All this is fun and exciting in a regular circuit event, but it is not ideal for the most prestigious event of all. We’re still talking about Boston’s Cloud9 as if they were an elite-level squad on par with other Major winners, despite how little the team or the individuals on it accomplished either before or after that miraculous tournament run. (In a way, you could also say the same about Gambit in Kraków.)

Major format issues: adjusting the Swiss system

In the current format, the small snowballs of early upsets turn into a full-scale avalanche by the time the Legends teams enter the field, giving them no reward for their strong performances in the RMR – if anything, it was the opposite case here. Suppose a team has an 85% chance to win in each round after going down 0-2: they will still miss out on the playoffs almost 40% of the time. Meanwhile, other teams get a significantly easier run to the big time.

That isn’t to say the FaZe-shaped elephant in the room deserved anything better than what they got: if a team can’t beat Bad News Eagles in a best-of-three series, they don’t belong in a Major’s playoffs, no matter their pedigree. However, had they fallen short at the 2-2 hurdle off the back of losses to Cloud9 and Vitality in the one-mappers, then there would be a better case to complain. Here, with a poorly planned veto curveball and dull individual play, they deserved this outcome.

There’s an easy solution to all this without making major changes to the format: make the second round of play best-of-three as well. This way, there’s still a bit of variance and potential for hiccups based on how the opening round shakes out, but no one has to win three back-to-back best-of-three series after drawing the short straw in terms of seeding. This would be a decent compromise between what we’ve got right now and the all-bo3 bonanza of the long-gone StarLadder’s StarSeries & i-League events. The good teams reliably made it far in that format.

Also, is it just me, or… is this a bit too much of CS? No, not even of CS:GO matches, it’s the Major, it’s always fun to follow, but more like… ESL fatigue?
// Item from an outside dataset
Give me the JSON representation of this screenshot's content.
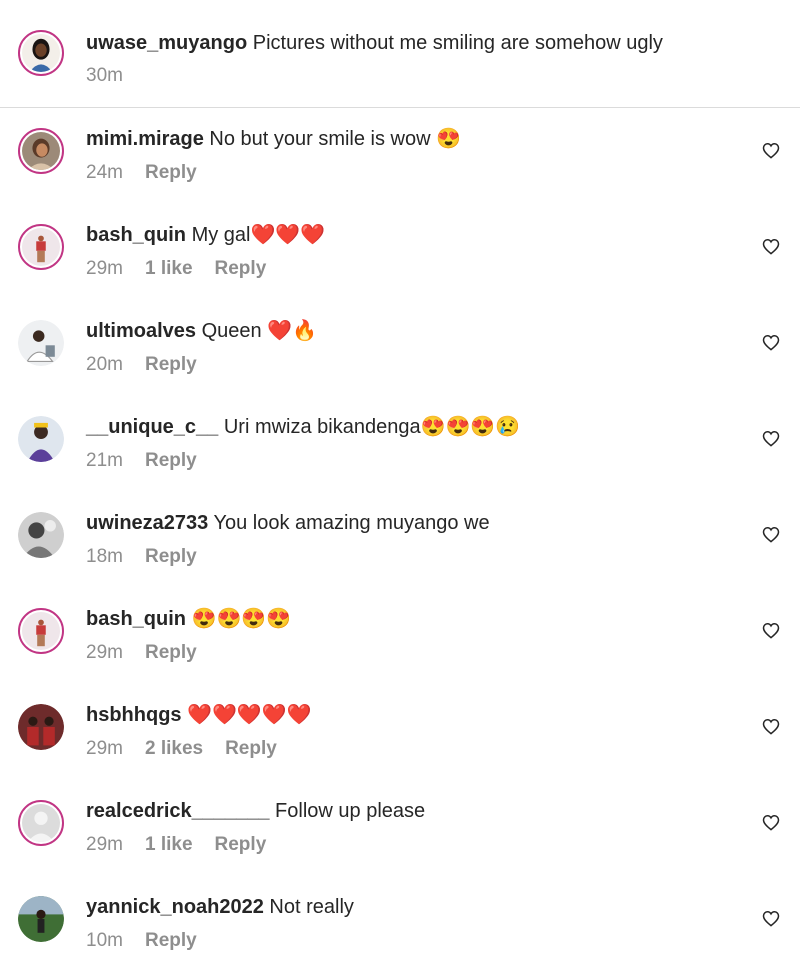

We’ve had the Pro League and the RMR and now the Major basically back-to-back-to-back, with the same broadcast sets and graphics and gags and videos and desk discussions and… it’s just overwhelming.

I felt the same way bobbing in and out of the Euro 2020 (in 2021) coverage, when the exhausted teams and players crammed in an extra tournament of subpar performances, making the whole thing feel like an asterisk-ridden mess. That was due to the pandemic-enforced contraction of the competitive sporting calendar, though. This is much more like the Qatar World Cup: no reason but greed led to so many of the same (or at least same-ish) tournaments by the same organizer in such a short period of time.

Seven more series (plus a showmatch) to go. It looks like Sadokist drank himself out of a career and someone was a big enough asshole to swipe Adela Sznajder’s camera. Credit to ESL for keeping the drama outside the broadcast, and to the ever-reliable Anders for slotting in so seamlessly. Will we look back at Rio as a louder, samba-filled Krakow, or will the eventual winner establish themselves as a team with a top pedigree? Soon, we will have all the answers.